The Financial Reform Bill, which I’ve nicknamed The Let’s Not Allow Our Largest Donors To Embarrass Us Again Act of 2010, is not a total failure, but it fails miserably to address perhaps the worst part of the crisis – Too Big To Fail.
The bill doesn’t really address the Hexopoly of Too Big To Fail Banks. I’m also calling these The Systemic Six.
The big six banks (Goldie, Morgan, JP, B of A, Wells and Citi) will be limited in their hedge fund investments and trading activity, but not very limited. The interconnectedness, however, is unchanged, and this is the very crux of the matter.
Citi was saved to prevent it from dragging Wells down, Wachovia, Merrill, Morgan were all “assisted” to prevent Goldman and JPMorgan Chase from going down, and on and on. We were told that the dominoes were already falling after Lehman and so emergency measures (bailouts) were necessary.
And for arguments sake, let’s say this was true at the time or was the best option to prevent the Depression. OK, fine. But so why doesn’t the new legislation address that and seek a change for the fact that these six banks (and others) can cause such a massive chain reaction? It’s a shocking gap in the provisions of the bill.

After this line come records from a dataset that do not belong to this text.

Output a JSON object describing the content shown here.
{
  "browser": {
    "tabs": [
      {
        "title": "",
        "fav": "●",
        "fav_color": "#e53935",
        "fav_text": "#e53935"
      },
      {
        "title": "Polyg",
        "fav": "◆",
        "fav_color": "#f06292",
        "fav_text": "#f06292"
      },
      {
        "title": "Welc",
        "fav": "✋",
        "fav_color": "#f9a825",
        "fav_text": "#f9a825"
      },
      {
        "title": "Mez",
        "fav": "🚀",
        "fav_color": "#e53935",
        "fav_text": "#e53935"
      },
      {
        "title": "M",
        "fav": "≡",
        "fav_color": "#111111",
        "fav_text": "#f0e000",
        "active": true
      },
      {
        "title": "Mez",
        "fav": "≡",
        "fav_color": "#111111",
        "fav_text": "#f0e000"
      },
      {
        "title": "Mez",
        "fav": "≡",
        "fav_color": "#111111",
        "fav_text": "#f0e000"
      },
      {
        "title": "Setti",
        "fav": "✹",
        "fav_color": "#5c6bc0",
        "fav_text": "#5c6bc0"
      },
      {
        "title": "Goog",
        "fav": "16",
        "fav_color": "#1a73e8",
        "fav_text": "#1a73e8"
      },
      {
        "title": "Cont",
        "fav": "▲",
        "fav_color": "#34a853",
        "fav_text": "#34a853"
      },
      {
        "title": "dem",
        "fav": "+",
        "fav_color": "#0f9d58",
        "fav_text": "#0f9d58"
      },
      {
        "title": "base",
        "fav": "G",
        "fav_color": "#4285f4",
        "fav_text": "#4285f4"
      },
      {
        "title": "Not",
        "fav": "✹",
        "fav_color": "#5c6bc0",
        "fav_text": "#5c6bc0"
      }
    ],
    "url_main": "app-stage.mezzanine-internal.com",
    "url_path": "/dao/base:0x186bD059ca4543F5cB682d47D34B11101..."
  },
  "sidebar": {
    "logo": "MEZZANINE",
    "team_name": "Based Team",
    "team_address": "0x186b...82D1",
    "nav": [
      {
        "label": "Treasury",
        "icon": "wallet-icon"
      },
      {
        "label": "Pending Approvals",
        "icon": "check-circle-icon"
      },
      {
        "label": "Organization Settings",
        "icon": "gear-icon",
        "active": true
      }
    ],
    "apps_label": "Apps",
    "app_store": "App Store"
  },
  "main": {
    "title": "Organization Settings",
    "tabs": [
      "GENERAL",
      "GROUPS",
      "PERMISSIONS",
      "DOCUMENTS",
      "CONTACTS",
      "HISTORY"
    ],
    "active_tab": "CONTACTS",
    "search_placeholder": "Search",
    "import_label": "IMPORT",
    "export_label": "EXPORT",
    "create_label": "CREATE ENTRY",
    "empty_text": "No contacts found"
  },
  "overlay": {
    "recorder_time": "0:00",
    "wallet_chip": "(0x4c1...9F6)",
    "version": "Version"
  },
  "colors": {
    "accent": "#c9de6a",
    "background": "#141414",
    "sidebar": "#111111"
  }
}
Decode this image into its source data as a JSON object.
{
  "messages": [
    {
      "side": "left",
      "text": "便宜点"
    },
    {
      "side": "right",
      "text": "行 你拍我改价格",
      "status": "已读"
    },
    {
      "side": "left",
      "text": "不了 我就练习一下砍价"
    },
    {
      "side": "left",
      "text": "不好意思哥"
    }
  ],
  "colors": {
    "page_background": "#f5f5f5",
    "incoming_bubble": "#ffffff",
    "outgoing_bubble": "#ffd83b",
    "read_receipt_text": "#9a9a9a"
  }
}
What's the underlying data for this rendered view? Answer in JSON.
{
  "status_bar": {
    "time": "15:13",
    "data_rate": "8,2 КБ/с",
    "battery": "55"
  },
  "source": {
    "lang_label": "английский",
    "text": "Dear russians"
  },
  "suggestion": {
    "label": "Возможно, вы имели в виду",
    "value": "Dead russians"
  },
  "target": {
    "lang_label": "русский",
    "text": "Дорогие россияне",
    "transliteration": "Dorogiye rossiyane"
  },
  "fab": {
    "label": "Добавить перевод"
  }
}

And don’t even get me started on the Fannie and Freddie omission (consider those cans kicked down the road). If Finance Reform were a wedding, Fannie and Freddie would be placed at the farthest table from the action, over by the kitchen doors like the ugly cousins of the banks that they truly are.
Oh well, maybe we’ll get it right after the next economic evisceration. For now, The Hexopoly or The Systemic Six are here to stay.